OMINI FA 90. «MI MANCA SOLO LA BICI, MA PRESTO TORNO A PEDALARE»
RICORRENZE | 04/10/2016 | 09:50 «Quello di oggi è un traguardo volante, ma la strada da percorrere è ancora tanta». A dirlo è Agostino Omini, dall’81 al ’94 presidente della Federazione Ciclistica Italiana, vice presidente onorario dell’Uci, il governo mondiale del ciclismo. Oggi taglia il traguardo dei 90 anni, ma a sentirlo parlare ha l’entusiasmo e la progettualità di un ragazzino che sogna di diventare il nuovo Coppi. «Mi ritengo un uomo molto fortunato, perché ho coronato il sogno di una vita: fare il dirigente sportivo per lo sport che ho sempre avuto nel cuore».
Agostino Omini, milanese, primo di otto fratelli (sei maschi e due femmine) sposato con la signora Adele e padre di Antonella ed Elisabetta e nonno di Federico ed Eleonora, muove le sue prime pedalate da dirigente nel gruppo sportivo Simonetta di Milano, una delle tante società che animano la città nell’immediato dopoguerra. Ben presto si fa notare da Adriano Rodoni, quello che per tutti è semplicemente “il presidentissimo”, il numero uno del ciclismo nazionale e internazionale, che lo nomina responsabile del settore trasporti ai mondiali di Salò, nel 1962. «Un uomo duro, austero ma geniale Rodoni, dal quale ho imparato quasi tutto», ricorda commosso Omini.
Posso chiamarla ancora presidente? «Se vuole mi fa piacere, anche se la mia carica è quella di vice-presidente onorario del ciclismo mondiale».
Presidente, ora lo può dire: quale è stato il suo campione? «Fausto Coppi, nessuno come lui. Poi però, dopo la scomparsa del Campionissimo, sono rimasto molto legato a Gino Bartali, una persona leale e buona: ci siamo voluti molto bene».

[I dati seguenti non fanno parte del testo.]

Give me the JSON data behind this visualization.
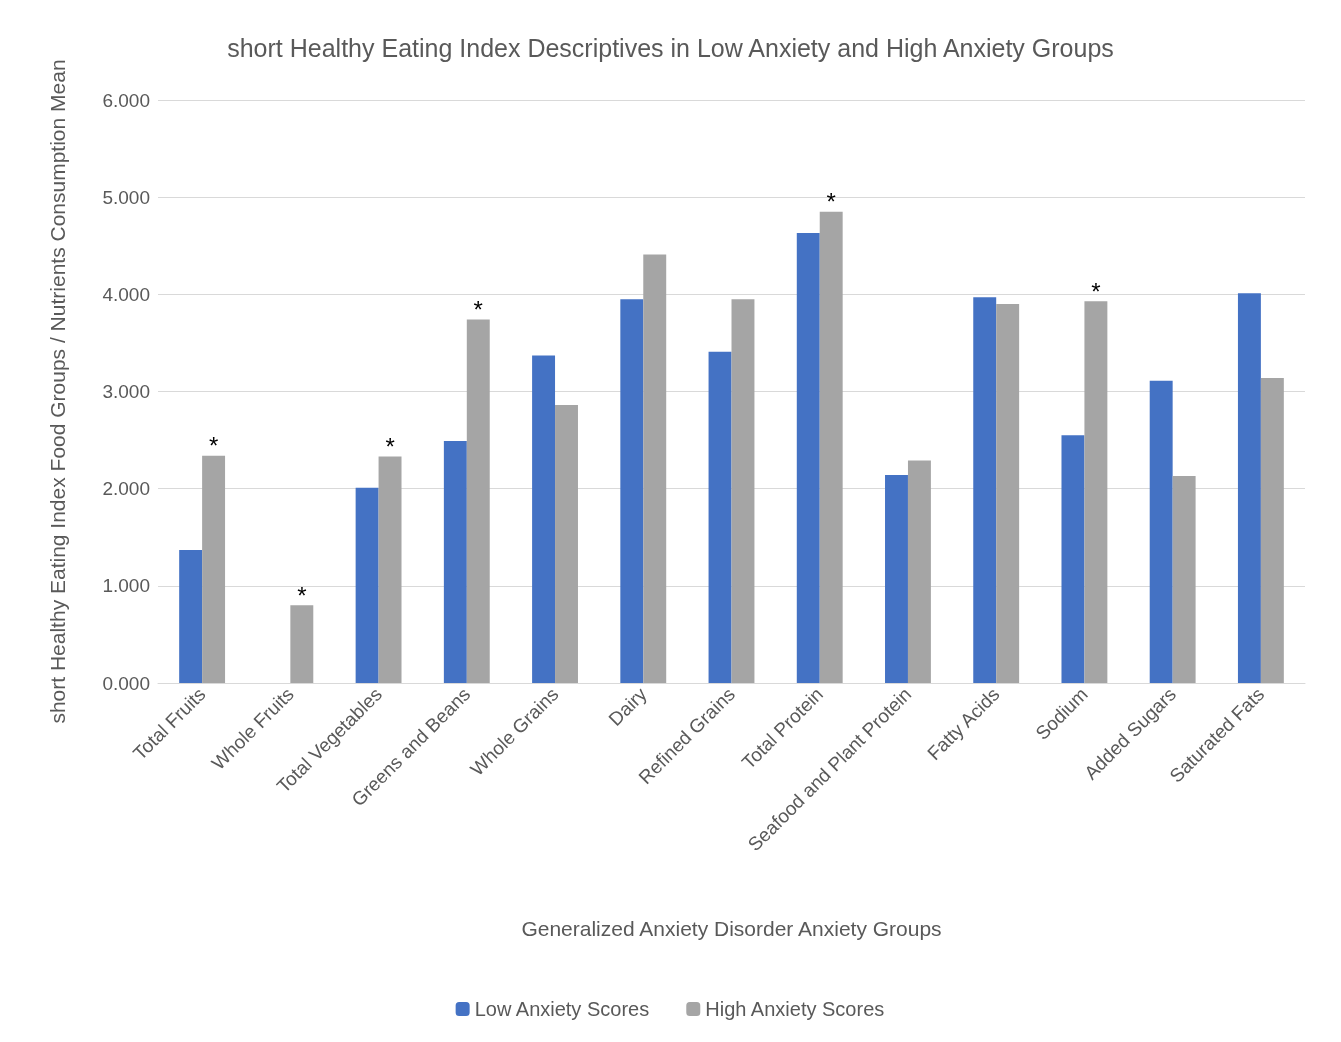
{
  "chart_data": {
    "type": "bar",
    "title": "short Healthy Eating Index Descriptives in Low Anxiety and High Anxiety Groups",
    "xlabel": "Generalized Anxiety Disorder Anxiety Groups",
    "ylabel": "short Healthy Eating Index Food Groups / Nutrients Consumption Mean",
    "categories": [
      "Total Fruits",
      "Whole Fruits",
      "Total Vegetables",
      "Greens and Beans",
      "Whole Grains",
      "Dairy",
      "Refined Grains",
      "Total Protein",
      "Seafood and Plant Protein",
      "Fatty Acids",
      "Sodium",
      "Added Sugars",
      "Saturated Fats"
    ],
    "series": [
      {
        "name": "Low Anxiety Scores",
        "color": "#4472c4",
        "values": [
          1.37,
          0,
          2.01,
          2.49,
          3.37,
          3.95,
          3.41,
          4.63,
          2.14,
          3.97,
          2.55,
          3.11,
          4.01
        ]
      },
      {
        "name": "High Anxiety Scores",
        "color": "#a5a5a5",
        "values": [
          2.34,
          0.8,
          2.33,
          3.74,
          2.86,
          4.41,
          3.95,
          4.85,
          2.29,
          3.9,
          3.93,
          2.13,
          3.14
        ]
      }
    ],
    "ylim": [
      0,
      6
    ],
    "yticks": [
      {
        "value": 0,
        "label": "0.000"
      },
      {
        "value": 1,
        "label": "1.000"
      },
      {
        "value": 2,
        "label": "2.000"
      },
      {
        "value": 3,
        "label": "3.000"
      },
      {
        "value": 4,
        "label": "4.000"
      },
      {
        "value": 5,
        "label": "5.000"
      },
      {
        "value": 6,
        "label": "6.000"
      }
    ],
    "grid": "y",
    "legend": "bottom",
    "annotations": [
      {
        "text": "*",
        "x": "Total Fruits",
        "y": 2.34
      },
      {
        "text": "*",
        "x": "Whole Fruits",
        "y": 0.8
      },
      {
        "text": "*",
        "x": "Total Vegetables",
        "y": 2.33
      },
      {
        "text": "*",
        "x": "Greens and Beans",
        "y": 3.74
      },
      {
        "text": "*",
        "x": "Total Protein",
        "y": 4.85
      },
      {
        "text": "*",
        "x": "Sodium",
        "y": 3.93
      }
    ]
  }
}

Chi sono gli amici del ciclismo che le sono rimasti più vicino? «Uno è un uomo che ama il ciclismo ma viene dal calcio: Ernesto Pellegrini, ex presidente dell’Inter. Pochi sanno che è stato ed è ancora un grande appassionato delle due ruote e negli Anni Settanta/Ottanta ha fatto tanto per il nostro sport. Poi ho un rapporto speciale con Ercole Baldini, il “treno di Forlì”, oro a Melbourne, recordman dell’ora e vincitore di un Giro (1958). Ma l’amico del cuore è Alcide Cerato, ex corridore professionista, grande dirigente sportivo, con il quale ho battagliato non poco politicamente parlando ma al quale ho sempre riconosciuto una grandissima lealtà. Oggi è davvero il mio amico più caro».
Torniamo ai corridori: nel periodo in cui è stato presidente, c’era un corridore o dei corridori per il quale nutriva ammirazione? «Ero sensibile al carisma di Felice Gimondi: uomo eccezionale, corridore unico. Ha lottato con un certo Eddy Merckx, ma ha saputo occupare uno spazio importante nella storia del ciclismo. Poi ho ammirato tantissimo anche Francesco Moser e Beppe Saronni: due ragazzi molto diversi: due autentici galantuomini».
E in tempi più recenti? «Marco Pantani: ha saputo infiammare le folle come nessuno. Al di là di quello che si può dire sulla sua tragica fine o sulla vicenda di Madonna di Campiglio, posso solo dire che quel ragazzo in bicicletta faceva cose uniche. Era la poesia fatta bicicletta».
Oggi chi le piace? «Vincenzo Nibali. È il corridore più coraggioso, continuo e generoso. Ma al ciclismo di oggi manca maledettamente l’impresa. C’è troppo calcolo e tecnologia. È tutto programmato, quindi tutto troppo prevedibile».
La gioia più grande? «Aver vissuto una vita in favore del ciclismo: ho dato tanto a questo sport, ma ho anche ricevuto moltissimo».
Nessuna delusione? «Solo qualche momento no. In mezzo alle biciclette si sta solo bene. Ecco, se proprio devo dire cosa mi dispiace - adesso come adesso - è quello di non poter più andare in bicicletta. Quest’anno, nel giro di due mesi, mi sono rotto due volte il femore. Vado ancora in giro con le stampelle. Mi hanno però assicurato che tra un paio di mesi sarò come nuovo. Non vedo l’ora di tornare a pedalare leggero e sereno. Ho ancora un po’ di strada da percorrere, senza fretta e spero con il vento a favore».